Filistin’deki yarayı kaşıyan Rusya ve Iran, Hamas‘ı bu doğrultuda kışkırtarak siyonist İsrail yönetiminin soykırıma girişmesine ve bölgede istikrarsızlık doğmasına neden olmuşlardır. Buna karşılık, Türkiye-Mısır, Türkiye-Yunanistan yakınlaşması, Birleşmiş Milletler’in Kıbrıs için özel temsilci ataması hep ana planın parçalarıdır.
Kıbrıslılar olarak bu genel çerçeveyi dikkate almadan, Kıbrıs sorununu sadece Kıbrıslılar arasında bir sorun olarak görmek, yerel siyasetçilerimizin bilgi ve bilinç eksikliklerini göstermektedir.
Kıbrıslı Rumlar’ın gerek Annan Planı gerekse Crans Montana’da ortaya koydukları olumsuz tutuma karşılık, Türkiye‘nin ortaya koyduğu ‘ayrı eşit egemenlik’ saçmalığı pazarlığın geldiği aşamayı göstermektedir.
Uluslararası aktörler Kıbrıs Rum tarafına baskıya devam etmektedirler. Örneğin; bölgede ciddi yatırım yapan Amerikan enerji devi ‘Chevron’ Akdeniz doğalgazını Kıbrıs yerine Mısır’daki sıvılaştırma tesislerine taşıyarak buradan satışını bir tehdit unsuru olarak öne çıkarmıştır.
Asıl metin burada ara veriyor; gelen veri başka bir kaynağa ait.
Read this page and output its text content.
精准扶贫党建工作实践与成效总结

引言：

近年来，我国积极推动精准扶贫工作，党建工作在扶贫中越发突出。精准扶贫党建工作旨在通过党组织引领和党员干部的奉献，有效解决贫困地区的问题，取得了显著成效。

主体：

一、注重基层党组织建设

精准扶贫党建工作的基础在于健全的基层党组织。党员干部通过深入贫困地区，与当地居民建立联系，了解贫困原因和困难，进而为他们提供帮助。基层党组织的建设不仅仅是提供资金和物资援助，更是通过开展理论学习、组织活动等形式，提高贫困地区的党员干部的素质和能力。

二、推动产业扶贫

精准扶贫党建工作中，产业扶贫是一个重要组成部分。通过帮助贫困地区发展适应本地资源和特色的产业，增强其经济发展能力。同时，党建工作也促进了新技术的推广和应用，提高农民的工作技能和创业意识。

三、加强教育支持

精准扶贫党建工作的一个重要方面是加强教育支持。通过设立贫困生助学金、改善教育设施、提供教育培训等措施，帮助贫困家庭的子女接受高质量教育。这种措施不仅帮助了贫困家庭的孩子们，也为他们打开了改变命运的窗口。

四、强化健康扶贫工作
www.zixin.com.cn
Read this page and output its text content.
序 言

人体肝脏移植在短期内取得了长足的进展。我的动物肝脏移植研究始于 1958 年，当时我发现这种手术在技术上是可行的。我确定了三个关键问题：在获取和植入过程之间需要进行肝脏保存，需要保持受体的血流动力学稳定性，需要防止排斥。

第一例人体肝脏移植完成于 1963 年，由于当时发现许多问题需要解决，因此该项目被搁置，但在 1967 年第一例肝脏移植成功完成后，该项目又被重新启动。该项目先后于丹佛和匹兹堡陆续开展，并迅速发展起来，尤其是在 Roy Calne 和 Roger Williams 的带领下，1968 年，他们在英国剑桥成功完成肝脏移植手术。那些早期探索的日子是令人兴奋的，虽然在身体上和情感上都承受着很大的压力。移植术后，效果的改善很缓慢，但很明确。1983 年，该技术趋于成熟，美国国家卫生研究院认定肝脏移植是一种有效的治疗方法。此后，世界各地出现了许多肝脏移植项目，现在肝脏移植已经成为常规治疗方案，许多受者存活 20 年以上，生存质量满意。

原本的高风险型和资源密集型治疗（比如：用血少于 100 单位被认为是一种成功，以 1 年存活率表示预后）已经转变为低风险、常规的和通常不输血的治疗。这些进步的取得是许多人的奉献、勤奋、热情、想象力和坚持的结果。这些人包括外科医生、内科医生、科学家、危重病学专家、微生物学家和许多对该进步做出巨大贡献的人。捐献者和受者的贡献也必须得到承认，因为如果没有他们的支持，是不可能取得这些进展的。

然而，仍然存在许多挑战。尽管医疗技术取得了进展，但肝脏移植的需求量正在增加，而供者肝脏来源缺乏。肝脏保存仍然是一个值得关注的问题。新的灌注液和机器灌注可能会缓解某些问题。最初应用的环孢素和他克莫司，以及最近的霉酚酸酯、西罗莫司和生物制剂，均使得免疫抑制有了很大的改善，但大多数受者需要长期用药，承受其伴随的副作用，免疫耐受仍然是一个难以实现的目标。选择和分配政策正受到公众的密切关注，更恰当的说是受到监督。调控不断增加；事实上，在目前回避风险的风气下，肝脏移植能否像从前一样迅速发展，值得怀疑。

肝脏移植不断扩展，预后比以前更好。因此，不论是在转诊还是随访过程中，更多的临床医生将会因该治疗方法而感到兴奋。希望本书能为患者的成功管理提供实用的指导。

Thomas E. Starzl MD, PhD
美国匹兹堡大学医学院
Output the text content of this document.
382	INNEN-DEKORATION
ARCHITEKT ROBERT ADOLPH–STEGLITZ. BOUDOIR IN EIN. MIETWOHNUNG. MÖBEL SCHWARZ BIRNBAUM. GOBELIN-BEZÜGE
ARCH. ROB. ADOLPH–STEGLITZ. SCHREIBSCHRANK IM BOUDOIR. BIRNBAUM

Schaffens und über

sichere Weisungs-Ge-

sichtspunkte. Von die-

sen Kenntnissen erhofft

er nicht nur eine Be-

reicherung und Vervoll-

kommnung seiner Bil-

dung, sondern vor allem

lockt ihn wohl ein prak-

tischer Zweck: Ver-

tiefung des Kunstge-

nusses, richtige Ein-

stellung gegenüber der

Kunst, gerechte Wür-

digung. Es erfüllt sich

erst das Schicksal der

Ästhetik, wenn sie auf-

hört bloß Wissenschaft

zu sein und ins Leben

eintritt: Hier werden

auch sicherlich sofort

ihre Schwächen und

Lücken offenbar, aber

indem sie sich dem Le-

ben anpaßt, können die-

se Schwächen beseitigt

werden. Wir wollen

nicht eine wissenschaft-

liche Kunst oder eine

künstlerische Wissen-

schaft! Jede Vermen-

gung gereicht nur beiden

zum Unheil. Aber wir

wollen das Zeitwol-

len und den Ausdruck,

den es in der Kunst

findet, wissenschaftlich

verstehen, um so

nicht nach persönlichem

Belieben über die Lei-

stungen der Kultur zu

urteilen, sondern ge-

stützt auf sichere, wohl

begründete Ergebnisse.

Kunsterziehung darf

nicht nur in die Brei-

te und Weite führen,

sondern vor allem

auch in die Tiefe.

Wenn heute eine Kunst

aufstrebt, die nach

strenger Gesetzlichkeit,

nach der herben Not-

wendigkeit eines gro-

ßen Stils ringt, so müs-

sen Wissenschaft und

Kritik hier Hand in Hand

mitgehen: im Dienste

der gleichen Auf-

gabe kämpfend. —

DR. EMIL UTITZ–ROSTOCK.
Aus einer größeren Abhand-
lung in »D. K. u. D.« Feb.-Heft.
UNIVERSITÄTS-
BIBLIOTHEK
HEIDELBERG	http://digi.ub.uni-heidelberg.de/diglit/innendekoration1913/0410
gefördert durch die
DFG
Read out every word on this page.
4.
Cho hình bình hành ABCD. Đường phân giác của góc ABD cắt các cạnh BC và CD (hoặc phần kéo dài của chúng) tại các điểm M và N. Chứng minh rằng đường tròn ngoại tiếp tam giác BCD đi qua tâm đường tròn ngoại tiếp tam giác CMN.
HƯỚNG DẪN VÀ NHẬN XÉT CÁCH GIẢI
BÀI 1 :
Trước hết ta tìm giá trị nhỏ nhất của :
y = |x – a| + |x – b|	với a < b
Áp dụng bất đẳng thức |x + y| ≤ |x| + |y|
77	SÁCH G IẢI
Türkiye’deki 31 Mart yerel seçimleri sonrasına hazırlanan Kıbrıs sorunu çözüm planında işler rastlantıya bırakılmayacak kadar ciddi ele alınmaktadır.
Nil Nehri‘nin milyonlarca yılda Akdeniz çanağında biriktirdiği hazinenin büyüklüğünü ve stratejik önemi, bölgeye olan ilgiyi göstermektedir. Milyarlarca dolar harcayarak yatırım yapan uluslararası şirketler için Kıbrıs ve bu ada üzerinde yaşayanların çok da bir önemi yoktur.
Bu arada önemli olan Kıbrıslılar olarak çıkarlarımızı korumak adına, kavgayı ve ayrılığı değil birleşmeyi, ortak vatanda beraber yaşamayı hedefleyen bir amaç birliği ile hareket etmek olmalıdır.
1960, 1974 ve 2003’te yaşananlar göstermiştir ki; biz kendi derdimize çare aramaz ve kavga etmeye devam edersek, dayatma çözümler kaçınılmazdır.
Ya güçler ayrımı içinde, ülkemizin bütünlüğünü savunup, elde edebileceğimiz en geniş çıkarlara sahip olacağız ya da ırkçı, milliyetçi, dar politikalarla devam edip başkalarının ülkemizden çıkar sağlamalarına zemin yaratıp bölünmeyi kalıcılaştıracağız.